L’actuel président du Conseil de la juridiction nationale (CJN) du PSD a annoncé qu’il ne re-candidaterait pas pour cet organe lors du Congrès du week-end prochain, disant au revoir en critiquant la direction actuelle et en louant le futur président Luís Montenegro.

« C’est parce que je pense que la démocratie et la politique seront de retour au PSD que je n’ai pas besoin d’être candidat à ce Congrès. Et je ne le serai pas », dit-il, dans une « déclaration de non-application » envoyée à Lusa.

Dans la note, Paulo Colaço rappelle qu’il a été « pendant dix mandats » au CJN, considéré comme le « tribunal » du parti, dont deux comme président, affirmant que cette longévité peut faire courir à quelqu’un « le risque de commencer à penser ». que la place est à eux ».

« Je ne le pense toujours pas, mais je ne veux pas risquer un jour de ne pas connaître la différence », dit-il.

Après deux ans et demi à la présidence du CJN et plusieurs conflits avec la direction présidée par Rui Rio, Paulo Colaço dit repartir « très reposé – voire content » du travail qu’il a accompli.

« J’ai respecté et appliqué les Statuts ; J’ai reconnu et fait reconnaître les droits des militants ; J’ai respecté et fait respecter les différents organes du parti, de la base au Congrès. Au fond, j’ai contribué à montrer qu’au PSD il y a une séparation des pouvoirs et que personne – aussi haut placé soit-il – n’est dispensé de respecter les règles internes », s’est-il défendu.

Pour Paulo Colaço, « c’est le manque de dialogue, l’arrogance et un manichéisme désolant qui ont élevé le conflit interne à des niveaux jamais vus auparavant ».

« Si le CJN a eu beaucoup de travail durant ces deux ans et demi, c’est parce que certains ne se pensaient pas égaux aux autres, mais supérieurs.
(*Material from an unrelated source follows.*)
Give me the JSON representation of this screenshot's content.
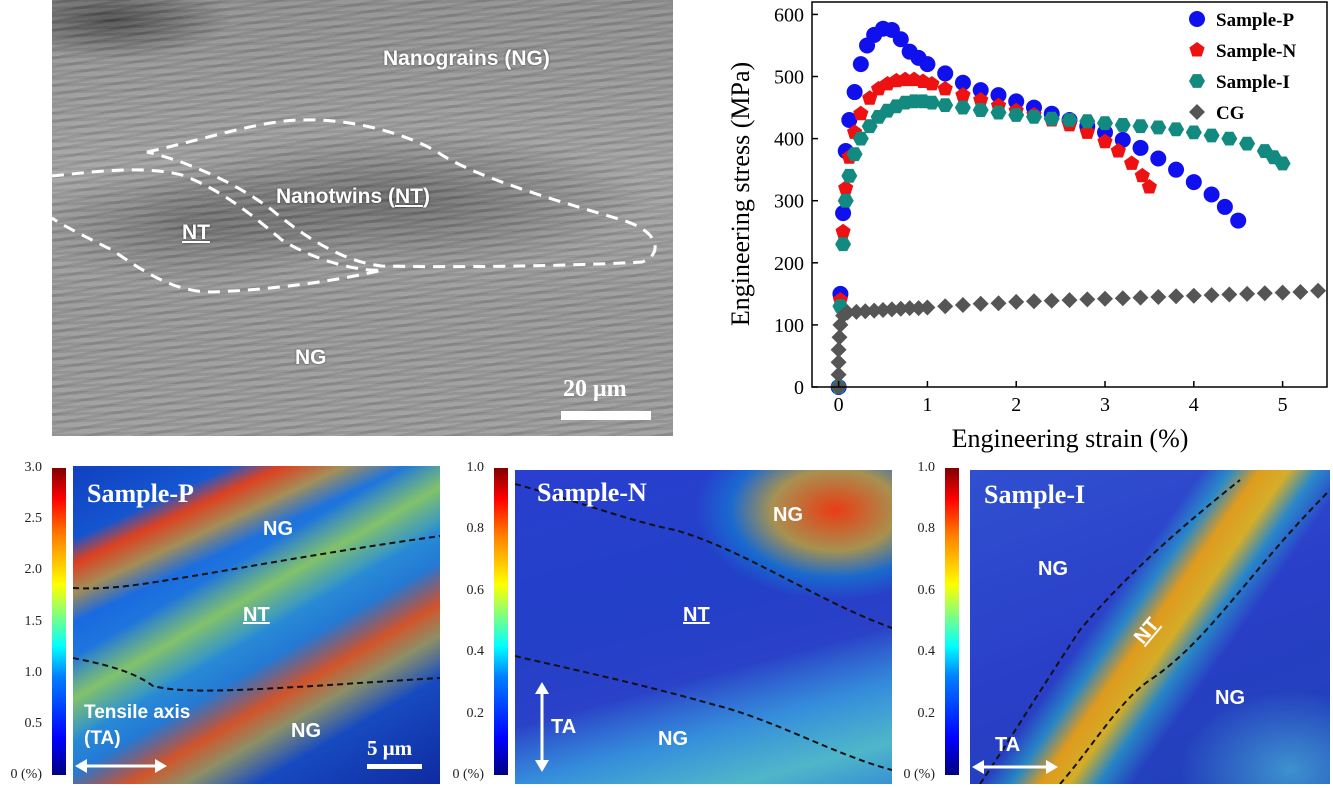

Oint », a-t-il critiqué.

Au contraire, le leader social-démocrate était optimiste quant au nouveau président élu, Luís Montenegro.

« Je crois que Luís Montenegro retrouvera la veine démocratique qui était dans le parti et fera du dialogue ‘sur un pied d’égalité’ sa façon de travailler », a-t-il déclaré.

Dans la note, Paulo Colaço remercie tous ceux qui l’ont aidé dans le parti, des employés du siège national à ceux qui ont partagé les fonctions avec lui dans la Juridiction, ainsi que les amis qu’il s’est fait lors des différents Congrès.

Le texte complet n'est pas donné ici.